MEDITACIÓN DEL DÍA:
Propósitos del año 1862; en AEC p. 701
Como actitud humana, el contemplar puede entenderse como una especie de enriquecedor contacto cognoscitivo con las más variadas realidades, que van desde nuestra propia intimidad hasta los misterios del Dios Altísimo, pasando por el mundo de las cosas que nos rodean. Desde lo sensorial podemos abrirnos a una elevación hasta el corazón de la Trinidad. La conciencia de esta maravillosa capacidad nos hará felices.
En tal sentido nos es bueno ejercitarnos en la contemplación de la belleza de nuestro mundo, lo mismo que de la belleza espiritual que asoma del corazón en armonía de tantas personas. A través de ellas podemos, como en un espejo -según la expresión de Claret- rastrear la hermosura de Dios mismo, sabia diseñadora y animadora de todo lo que existe. Por esta vía se nos ilumina no sólo la presencia de Dios en nuestro mundo sino también la razón de amor que en definitiva es la que explica su poder e inspira su sabiduría. Y podemos, a la vez, aprender a manejarnos con esta misma pauta, continuando así la obra generadora de bondad, justicia y armonía que constituye nuestra oportunidad dentro de la gran tarea confiada a la familia humana a lo largo del tiempo.
En lo cotidiano, esta contemplación puede nutrir de múltiples motivos nuestros pequeños momentos de acción de gracias, hacer más lúcido el discernimiento que nos demandan nuestras encrucijadas y aportar serenidad y alegría al compromiso de todos en la construcción evangélica de la fraternidad.

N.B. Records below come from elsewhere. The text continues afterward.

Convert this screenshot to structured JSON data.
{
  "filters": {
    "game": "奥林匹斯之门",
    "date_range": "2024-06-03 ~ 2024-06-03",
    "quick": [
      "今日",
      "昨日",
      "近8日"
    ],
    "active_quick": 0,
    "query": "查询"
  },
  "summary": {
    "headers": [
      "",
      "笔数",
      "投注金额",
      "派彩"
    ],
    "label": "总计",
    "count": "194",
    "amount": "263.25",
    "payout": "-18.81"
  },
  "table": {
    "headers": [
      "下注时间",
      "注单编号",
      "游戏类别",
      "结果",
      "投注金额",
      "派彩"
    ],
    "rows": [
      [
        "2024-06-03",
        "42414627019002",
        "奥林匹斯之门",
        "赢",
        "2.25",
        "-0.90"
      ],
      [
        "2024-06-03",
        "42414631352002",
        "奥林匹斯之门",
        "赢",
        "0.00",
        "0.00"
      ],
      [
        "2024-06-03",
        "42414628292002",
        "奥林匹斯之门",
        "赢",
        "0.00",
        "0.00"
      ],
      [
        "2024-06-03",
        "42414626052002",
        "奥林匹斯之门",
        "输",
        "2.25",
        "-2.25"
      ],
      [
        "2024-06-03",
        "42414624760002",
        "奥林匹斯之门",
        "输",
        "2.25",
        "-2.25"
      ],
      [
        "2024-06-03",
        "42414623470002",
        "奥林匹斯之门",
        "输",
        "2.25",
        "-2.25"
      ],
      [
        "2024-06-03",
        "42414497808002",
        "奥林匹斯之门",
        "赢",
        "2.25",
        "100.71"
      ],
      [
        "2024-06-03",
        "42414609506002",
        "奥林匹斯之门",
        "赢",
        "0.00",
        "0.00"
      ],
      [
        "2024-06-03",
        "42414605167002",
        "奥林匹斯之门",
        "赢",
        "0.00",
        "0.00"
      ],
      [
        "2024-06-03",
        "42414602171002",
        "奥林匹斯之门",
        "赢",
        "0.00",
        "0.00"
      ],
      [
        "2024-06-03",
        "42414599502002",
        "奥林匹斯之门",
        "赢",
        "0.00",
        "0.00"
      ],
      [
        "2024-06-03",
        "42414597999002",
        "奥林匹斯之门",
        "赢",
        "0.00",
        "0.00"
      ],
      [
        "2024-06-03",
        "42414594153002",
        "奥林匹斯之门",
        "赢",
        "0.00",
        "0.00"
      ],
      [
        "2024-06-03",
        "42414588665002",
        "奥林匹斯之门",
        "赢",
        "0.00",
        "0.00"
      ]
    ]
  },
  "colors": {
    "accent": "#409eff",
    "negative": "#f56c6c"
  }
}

La contemplación no es incompatible con la acción. Conocemos a no pocos santos que pueden servirnos de modelo. Han sido contemplativos en la acción, en la misión, en el servicio… ¿Sabes que la contemplación, más que elaboración de la inteligencia, es obra del amor? ¿No has conocido personas que, como Claret, han realizado un servicio apostólico increíble impulsadas y sostenidas por el fuego de su oración contemplativa?